Thanks for getting back so quick.
Looks like SIGINT
works even with those hanging gunicorn processes. Note in original post I described how SIGTERM
does nothing, but replacing it for SIGINT
does the trick:
root@1d53611e14f4:/seafile# ps -ef | grep -v grep | grep wsgidav
root 1404 1 0 16:53 ? 00:00:00 /usr/bin/python3 -m wsgidav.server.server_cli --server gunicorn --root / --log-file /seafile/logs/seafdav.log --pid /seafile/pids/seafdav.pid --port 8080 --host 0.0.0.0
root 1405 1 0 16:53 ? 00:00:00 /usr/bin/python3 -m wsgidav.server.server_cli --server gunicorn --root / --log-file /seafile/logs/seafdav.log --pid /seafile/pids/seafdav.pid --port 8080 --host 0.0.0.0
root 1406 1 0 16:53 ? 00:00:00 /usr/bin/python3 -m wsgidav.server.server_cli --server gunicorn --root / --log-file /seafile/logs/seafdav.log --pid /seafile/pids/seafdav.pid --port 8080 --host 0.0.0.0
root 1407 1 0 16:53 ? 00:00:00 /usr/bin/python3 -m wsgidav.server.server_cli --server gunicorn --root / --log-file /seafile/logs/seafdav.log --pid /seafile/pids/seafdav.pid --port 8080 --host 0.0.0.0
root 1408 1 0 16:53 ? 00:00:00 /usr/bin/python3 -m wsgidav.server.server_cli --server gunicorn --root / --log-file /seafile/logs/seafdav.log --pid /seafile/pids/seafdav.pid --port 8080 --host 0.0.0.0
root@1d53611e14f4:/seafile# pkill --signal SIGINT -f 'wsgidav.server.server_cli'
root@1d53611e14f4:/seafile# echo $?
0
root@1d53611e14f4:/seafile# ps -ef | grep -v grep | grep wsgidav
Is it possibly due to gunicorn itself handling INT, but not TERM signals?

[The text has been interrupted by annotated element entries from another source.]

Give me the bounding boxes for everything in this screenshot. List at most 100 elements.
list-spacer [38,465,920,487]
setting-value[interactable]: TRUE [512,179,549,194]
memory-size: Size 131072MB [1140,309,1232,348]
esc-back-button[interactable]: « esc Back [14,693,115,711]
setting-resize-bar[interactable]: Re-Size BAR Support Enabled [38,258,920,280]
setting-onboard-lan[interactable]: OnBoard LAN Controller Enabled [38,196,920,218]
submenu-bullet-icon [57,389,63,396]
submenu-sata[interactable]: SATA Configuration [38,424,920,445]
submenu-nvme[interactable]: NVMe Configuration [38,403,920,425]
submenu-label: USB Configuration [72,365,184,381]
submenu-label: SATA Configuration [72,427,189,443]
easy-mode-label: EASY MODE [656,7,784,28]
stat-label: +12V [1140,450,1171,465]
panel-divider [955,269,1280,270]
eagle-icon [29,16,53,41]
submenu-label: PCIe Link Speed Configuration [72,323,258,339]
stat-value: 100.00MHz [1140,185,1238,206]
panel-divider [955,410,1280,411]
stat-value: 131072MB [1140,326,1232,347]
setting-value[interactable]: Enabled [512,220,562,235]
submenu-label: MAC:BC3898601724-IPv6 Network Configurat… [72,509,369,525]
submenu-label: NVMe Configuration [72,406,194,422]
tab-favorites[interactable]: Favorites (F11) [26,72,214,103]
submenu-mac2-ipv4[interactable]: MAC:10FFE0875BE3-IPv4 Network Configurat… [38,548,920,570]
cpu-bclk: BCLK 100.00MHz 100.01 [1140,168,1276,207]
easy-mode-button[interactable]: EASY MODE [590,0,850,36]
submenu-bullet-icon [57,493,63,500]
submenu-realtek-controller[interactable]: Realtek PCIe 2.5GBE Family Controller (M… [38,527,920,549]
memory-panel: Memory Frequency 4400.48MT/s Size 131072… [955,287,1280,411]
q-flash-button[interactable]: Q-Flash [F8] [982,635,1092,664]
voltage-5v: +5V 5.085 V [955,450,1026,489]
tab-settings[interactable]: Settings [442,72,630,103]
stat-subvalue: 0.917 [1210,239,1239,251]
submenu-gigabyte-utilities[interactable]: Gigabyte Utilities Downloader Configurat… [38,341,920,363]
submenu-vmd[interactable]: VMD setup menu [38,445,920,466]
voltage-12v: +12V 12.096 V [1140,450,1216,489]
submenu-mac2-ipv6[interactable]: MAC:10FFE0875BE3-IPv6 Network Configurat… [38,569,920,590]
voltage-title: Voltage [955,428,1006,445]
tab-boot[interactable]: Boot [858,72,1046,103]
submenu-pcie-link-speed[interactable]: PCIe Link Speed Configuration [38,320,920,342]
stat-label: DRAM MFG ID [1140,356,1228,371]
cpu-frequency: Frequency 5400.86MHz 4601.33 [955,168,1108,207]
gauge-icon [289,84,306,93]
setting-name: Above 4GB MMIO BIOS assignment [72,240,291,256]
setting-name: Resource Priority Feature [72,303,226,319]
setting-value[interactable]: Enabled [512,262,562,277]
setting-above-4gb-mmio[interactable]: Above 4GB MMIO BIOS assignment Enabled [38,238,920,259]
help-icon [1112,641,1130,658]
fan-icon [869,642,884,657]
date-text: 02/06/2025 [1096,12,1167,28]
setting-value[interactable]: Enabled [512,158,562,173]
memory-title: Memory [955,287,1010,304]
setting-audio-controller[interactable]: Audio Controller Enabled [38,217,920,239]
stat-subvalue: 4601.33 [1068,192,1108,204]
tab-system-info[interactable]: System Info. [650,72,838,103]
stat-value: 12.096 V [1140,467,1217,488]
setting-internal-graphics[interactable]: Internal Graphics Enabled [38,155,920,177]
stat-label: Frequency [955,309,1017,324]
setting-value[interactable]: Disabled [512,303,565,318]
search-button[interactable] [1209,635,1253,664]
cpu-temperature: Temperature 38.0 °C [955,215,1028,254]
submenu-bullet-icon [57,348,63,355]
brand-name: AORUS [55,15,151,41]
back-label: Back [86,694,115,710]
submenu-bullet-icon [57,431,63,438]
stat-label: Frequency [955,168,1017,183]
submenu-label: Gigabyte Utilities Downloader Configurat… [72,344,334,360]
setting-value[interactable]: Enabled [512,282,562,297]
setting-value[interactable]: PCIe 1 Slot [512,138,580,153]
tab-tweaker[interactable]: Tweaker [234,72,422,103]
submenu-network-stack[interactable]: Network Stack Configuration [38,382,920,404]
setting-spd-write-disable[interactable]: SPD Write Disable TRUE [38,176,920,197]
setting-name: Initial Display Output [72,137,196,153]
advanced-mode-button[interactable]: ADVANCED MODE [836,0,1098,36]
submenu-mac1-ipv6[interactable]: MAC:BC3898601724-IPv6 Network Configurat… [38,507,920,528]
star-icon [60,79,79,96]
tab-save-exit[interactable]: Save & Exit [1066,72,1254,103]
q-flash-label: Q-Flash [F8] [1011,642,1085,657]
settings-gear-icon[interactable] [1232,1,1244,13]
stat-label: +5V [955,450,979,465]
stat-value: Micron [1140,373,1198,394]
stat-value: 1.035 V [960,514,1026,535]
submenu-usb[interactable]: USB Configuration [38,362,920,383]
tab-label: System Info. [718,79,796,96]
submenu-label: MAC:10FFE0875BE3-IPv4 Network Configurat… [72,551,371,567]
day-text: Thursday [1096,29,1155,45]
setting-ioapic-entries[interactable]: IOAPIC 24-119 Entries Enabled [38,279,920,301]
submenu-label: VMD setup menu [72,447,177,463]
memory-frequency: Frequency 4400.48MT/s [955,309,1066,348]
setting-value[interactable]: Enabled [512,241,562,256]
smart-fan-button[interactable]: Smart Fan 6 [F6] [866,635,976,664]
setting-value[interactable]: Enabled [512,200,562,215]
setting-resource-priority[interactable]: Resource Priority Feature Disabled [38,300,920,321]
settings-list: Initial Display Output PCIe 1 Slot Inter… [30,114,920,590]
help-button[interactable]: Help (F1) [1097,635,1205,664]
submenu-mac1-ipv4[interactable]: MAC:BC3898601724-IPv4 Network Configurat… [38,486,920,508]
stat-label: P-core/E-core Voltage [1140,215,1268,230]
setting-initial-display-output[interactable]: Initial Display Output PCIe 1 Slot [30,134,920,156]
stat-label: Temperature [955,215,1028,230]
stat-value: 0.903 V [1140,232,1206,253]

At any rate, think I'll propose Seafile team to:
- stop SIGKILLing processes as the first step;
- consider SIGINT-ing webdav as opposed to TERM-ing
Although INT is a bit weird signal to send in this case, as afaik it's supposed to be keyboard/user interrupt, i.e. implies interactivity, not one system interrupting another.
Worth noting following your example using version 4.3.3
I'm unable to reproduce the conditions where some child processes hang around. Killing via both TERM & KILL signals always result in all processes being reaped. Unsure what's going on under Seafile.